In January the club signed former Linfield midfielder Philip Lowry in the hope that fortunes would improve. Lowry created a reasonable impact, scoring from outside the box in a win over Coleraine in the Irish Cup, and again in a 2–1 win over Linfield. Things were slowly improving until Portadown were beaten 4–1 by rivals Glenavon at Mourneview Park.

The club took on NIFL Championship 1 side Lurgan Celtic in the Irish Cup Quarter Final, with the Lurgan side scoring twice in quick succession to go into a 2–0 lead at halftime. Portadown piled on the pressure in the second half to level the score at 2–2 with goals from Marcio Soares and Sean Mackle, before conceding a penalty in the closing minutes which Lurgan Celtic defender Raymond Fitzpatrick converted to send the Lurgan side through to their first-ever Irish Cup Semi Final against Linfield. The result that afternoon marked Ronnie McFall's last game as Portadown boss. He resigned following the defeat, marking an end to his 29 years at the club.

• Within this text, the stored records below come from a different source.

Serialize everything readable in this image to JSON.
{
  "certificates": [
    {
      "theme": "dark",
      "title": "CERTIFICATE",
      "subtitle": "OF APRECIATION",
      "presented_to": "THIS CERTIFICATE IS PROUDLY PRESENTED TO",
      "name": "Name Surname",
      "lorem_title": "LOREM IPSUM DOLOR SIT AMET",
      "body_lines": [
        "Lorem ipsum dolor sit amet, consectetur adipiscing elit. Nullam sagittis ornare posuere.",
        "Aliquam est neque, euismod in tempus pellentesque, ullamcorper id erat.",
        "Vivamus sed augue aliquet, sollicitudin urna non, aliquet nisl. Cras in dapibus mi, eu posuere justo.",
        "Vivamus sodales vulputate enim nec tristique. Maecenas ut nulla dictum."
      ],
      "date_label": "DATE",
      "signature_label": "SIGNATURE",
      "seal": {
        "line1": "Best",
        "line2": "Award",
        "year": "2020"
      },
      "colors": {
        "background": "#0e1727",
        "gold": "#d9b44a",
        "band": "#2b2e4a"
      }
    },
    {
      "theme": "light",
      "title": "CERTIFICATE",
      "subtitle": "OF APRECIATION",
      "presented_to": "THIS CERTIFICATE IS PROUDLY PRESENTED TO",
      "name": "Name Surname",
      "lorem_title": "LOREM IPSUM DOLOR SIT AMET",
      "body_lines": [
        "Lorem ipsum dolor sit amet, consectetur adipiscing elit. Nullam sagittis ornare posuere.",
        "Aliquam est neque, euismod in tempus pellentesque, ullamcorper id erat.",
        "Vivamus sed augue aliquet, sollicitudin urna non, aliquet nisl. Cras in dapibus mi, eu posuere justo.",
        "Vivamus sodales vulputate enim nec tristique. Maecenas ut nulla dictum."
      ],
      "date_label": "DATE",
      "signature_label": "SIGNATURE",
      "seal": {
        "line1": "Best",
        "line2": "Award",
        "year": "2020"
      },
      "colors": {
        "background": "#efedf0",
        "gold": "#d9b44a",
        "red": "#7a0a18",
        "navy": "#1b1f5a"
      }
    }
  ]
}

The following day, it was announced former defender Pat McGibbon, who had come in earlier that season as the club's physiotherapist, would take over as interim manager until the end of the season, with club legend Vinny Arkins coming on board as his assistant coach. Despite only winning once in ten games as caretaker manager, McGibbon was appointed as manager on a two-year contract and helped the club avoid relegation. They finished the season ninth in the league.

====2016–17 season====

Before the start of 2016–17 season, the club was fined £10,000 which was halved on appeal to £5,000 and received a one-year ban on signing professional contracts until June 2017 for not declaring extra payments made to striker Gary Twigg for performing coaching work over the summer. The club also received a 12-point deduction in the league for 2016–17 season for an administrative error made in relation to the contract of exiled midfielder Peter McMahon, who later left the club in July 2016.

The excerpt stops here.